SURABAYA, iNewsSurabaya.id - Langkah tegas Inspektorat Jenderal (Irjen) Kementerian Pendidikan, Kebudayaan, Riset, dan Teknologi (Kemendikbudristek) dalam mengusut indikasi pelanggaran administratif di Lembaga Layanan Pendidikan Tinggi (LLDikti) Wilayah VII mendapatkan sorotan luas dan dukungan dari berbagai pihak. Penyelidikan ini dimulai dari terungkapnya fakta mencengangkan yang termuat dalam surat keputusan Kemendikbudristek mengenai jabatan strategis di LLDIKTI wilayah VII Jawa Timur.
Surat bernomor 40453/MPK.A/KP.07.00/2022 itu menyatakan posisi Kepala LLDIKTI Wilayah VII kosong dan harus diisi melalui seleksi terbuka. Berdasarkan rekomendasi Komisi Aparatur Sipil Negara, Prof. Dr. Dyah Sawitri, SE., MM., dinyatakan memenuhi syarat untuk menduduki posisi tersebut, namun dengan satu syarat mutlak, ia harus menanggalkan jabatan Profesor.
Yang mengejutkan, meskipun surat tersebut jelas menginstruksikan agar jabatan akademik dilepaskan, Prof. Dyah Sawitri tetap mempertahankan gelar Guru Besarnya hingga 2024. Lebih dari itu, ia masih aktif berperan sebagai asesor, menilai calon profesor, yang seharusnya dilarang keras oleh aturan yang telah dikeluarkan oleh Menteri Pendidikan, Nadiem Anwar Makarim.

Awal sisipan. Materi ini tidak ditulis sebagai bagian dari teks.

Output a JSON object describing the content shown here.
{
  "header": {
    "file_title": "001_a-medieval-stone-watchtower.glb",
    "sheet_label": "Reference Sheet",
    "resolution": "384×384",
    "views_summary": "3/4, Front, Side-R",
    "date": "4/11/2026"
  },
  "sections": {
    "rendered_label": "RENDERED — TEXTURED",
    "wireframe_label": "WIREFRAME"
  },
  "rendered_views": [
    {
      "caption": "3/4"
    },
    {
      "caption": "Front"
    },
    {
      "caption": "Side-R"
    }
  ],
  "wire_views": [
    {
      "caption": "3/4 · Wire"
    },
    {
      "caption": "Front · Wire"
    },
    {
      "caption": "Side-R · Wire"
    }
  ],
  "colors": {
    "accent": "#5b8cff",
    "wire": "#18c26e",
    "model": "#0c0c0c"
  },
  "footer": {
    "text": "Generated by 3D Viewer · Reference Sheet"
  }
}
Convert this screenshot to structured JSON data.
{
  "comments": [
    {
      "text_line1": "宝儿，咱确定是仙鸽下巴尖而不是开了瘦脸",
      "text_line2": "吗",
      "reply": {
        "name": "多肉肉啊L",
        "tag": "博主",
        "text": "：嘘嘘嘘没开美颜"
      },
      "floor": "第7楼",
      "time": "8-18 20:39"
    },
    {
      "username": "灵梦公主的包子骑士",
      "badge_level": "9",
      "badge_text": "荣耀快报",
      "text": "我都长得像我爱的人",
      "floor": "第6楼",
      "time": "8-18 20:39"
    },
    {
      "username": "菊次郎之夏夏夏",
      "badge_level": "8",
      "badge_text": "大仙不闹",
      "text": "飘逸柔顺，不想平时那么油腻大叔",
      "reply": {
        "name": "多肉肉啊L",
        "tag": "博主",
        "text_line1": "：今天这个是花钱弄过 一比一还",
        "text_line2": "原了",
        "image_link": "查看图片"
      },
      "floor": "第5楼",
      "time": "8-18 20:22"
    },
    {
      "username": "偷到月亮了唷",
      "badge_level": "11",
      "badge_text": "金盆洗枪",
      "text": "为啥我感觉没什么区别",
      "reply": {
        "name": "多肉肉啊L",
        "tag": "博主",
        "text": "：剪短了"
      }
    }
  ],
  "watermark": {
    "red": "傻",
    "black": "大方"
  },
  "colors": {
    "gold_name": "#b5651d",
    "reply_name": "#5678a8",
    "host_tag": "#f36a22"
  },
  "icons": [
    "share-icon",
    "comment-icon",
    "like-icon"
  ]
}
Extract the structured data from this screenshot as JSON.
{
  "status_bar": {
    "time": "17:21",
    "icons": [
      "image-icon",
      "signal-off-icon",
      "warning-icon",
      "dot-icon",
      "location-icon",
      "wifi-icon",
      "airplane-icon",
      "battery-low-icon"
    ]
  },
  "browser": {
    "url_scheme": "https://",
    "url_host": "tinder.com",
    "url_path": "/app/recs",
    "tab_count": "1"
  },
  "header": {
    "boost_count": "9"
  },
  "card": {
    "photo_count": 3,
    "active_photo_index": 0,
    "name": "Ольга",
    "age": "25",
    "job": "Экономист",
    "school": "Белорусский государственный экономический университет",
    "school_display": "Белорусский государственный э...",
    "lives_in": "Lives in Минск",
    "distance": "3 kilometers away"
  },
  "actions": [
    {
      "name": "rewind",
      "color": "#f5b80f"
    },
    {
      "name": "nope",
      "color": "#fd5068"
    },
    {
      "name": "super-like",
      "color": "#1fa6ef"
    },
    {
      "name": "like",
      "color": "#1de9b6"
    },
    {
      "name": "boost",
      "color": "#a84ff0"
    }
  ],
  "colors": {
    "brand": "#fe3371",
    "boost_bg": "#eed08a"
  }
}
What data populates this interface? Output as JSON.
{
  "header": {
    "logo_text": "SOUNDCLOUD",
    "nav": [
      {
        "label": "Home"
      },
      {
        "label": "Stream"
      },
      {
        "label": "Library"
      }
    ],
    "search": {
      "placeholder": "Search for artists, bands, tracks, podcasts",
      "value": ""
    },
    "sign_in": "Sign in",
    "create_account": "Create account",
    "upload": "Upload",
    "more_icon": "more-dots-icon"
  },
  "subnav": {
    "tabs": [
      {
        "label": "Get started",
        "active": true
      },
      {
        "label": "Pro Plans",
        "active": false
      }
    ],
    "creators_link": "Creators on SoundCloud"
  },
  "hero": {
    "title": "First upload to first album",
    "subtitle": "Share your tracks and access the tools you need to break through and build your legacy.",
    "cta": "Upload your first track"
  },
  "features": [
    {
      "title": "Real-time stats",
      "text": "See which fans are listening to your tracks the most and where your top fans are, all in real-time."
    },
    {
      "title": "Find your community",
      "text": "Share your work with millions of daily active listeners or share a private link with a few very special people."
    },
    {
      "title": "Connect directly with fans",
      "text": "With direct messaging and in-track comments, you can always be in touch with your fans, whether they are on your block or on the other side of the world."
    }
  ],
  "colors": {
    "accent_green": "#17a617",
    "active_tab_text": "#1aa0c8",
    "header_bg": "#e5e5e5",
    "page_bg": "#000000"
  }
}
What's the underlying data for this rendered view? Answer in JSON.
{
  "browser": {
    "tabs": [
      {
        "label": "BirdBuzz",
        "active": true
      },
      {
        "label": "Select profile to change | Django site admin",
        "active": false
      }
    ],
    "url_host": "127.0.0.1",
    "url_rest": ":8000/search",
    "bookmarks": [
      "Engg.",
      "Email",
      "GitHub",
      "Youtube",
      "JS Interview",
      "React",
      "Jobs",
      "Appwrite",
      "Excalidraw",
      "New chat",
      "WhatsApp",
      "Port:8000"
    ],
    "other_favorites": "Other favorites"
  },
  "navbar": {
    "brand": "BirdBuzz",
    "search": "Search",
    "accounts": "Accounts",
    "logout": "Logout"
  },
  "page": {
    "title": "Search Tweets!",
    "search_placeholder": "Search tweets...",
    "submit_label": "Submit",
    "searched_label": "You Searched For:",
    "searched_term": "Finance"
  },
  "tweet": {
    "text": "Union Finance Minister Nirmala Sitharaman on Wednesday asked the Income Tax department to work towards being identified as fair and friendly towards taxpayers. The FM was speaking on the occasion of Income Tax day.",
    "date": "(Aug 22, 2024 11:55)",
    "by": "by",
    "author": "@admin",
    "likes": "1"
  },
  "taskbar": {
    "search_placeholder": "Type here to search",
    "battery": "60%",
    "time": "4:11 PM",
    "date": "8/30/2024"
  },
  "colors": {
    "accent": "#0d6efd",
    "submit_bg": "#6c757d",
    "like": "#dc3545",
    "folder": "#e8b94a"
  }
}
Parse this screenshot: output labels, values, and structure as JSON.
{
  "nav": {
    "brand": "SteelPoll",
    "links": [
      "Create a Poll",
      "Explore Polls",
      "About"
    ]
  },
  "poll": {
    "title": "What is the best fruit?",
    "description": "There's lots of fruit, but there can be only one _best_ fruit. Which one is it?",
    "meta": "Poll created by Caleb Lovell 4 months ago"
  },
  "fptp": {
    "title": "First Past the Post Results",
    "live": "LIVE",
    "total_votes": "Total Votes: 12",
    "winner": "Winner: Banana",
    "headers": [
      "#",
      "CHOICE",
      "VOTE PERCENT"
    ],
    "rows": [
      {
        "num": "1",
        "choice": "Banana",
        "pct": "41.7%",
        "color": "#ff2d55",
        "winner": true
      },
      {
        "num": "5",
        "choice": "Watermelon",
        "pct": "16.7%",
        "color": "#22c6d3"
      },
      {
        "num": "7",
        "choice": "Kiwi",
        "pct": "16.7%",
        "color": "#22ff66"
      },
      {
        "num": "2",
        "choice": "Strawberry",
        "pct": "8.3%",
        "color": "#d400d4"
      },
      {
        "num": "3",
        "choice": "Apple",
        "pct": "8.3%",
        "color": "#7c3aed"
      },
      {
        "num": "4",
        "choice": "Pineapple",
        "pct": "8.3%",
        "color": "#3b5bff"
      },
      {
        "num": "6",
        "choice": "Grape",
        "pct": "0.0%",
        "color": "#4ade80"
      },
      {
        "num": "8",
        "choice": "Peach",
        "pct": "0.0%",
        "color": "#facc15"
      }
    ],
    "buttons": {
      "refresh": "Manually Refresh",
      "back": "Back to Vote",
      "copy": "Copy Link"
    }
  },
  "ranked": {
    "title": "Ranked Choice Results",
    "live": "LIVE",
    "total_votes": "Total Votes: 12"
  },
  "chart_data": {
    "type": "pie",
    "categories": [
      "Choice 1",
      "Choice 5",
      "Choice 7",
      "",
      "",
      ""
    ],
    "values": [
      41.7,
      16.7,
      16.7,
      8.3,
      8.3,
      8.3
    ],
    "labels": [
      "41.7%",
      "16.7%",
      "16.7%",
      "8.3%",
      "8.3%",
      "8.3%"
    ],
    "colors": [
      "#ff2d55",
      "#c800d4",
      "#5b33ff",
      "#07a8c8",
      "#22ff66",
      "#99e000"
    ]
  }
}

Fakta ini menciptakan tanda tanya besar dan menjadi bahan bakar bagi Irjen Kemendikbudristek untuk menggali lebih dalam dugaan penyimpangan dalam pengangkatan Profesor di Indonesia.
Mantan Kepala LLDikti Wilayah VII, Prof Dr Ir Suprapto DEA, pun angkat bicara. Ia menyatakan bahwa prosedur tersebut tidak hanya berlaku di LLDikti Wilayah VII, tetapi juga di seluruh tingkat kementerian.
"Dalam struktur pemerintahan, tugas dan kewajiban akademik seperti dosen dan guru besar harus dikesampingkan. Termasuk menjadi asesor, itu secara prinsip tidak bisa dilakukan, karena asesor haruslah seorang dosen aktif," tegasnya.
Wewenang besar yang dimiliki Kepala LLDikti dalam memberikan rekomendasi kenaikan jabatan akademik dosen, membuat kebijakan ini menjadi sangat krusial.
"Kepala LLDikti berwenang menyetujui rekomendasi pengajuan guru besar setelah diproses oleh tim asesor di Penetapan Angka Kredit (PAK)," tambah Prof. Suprapto.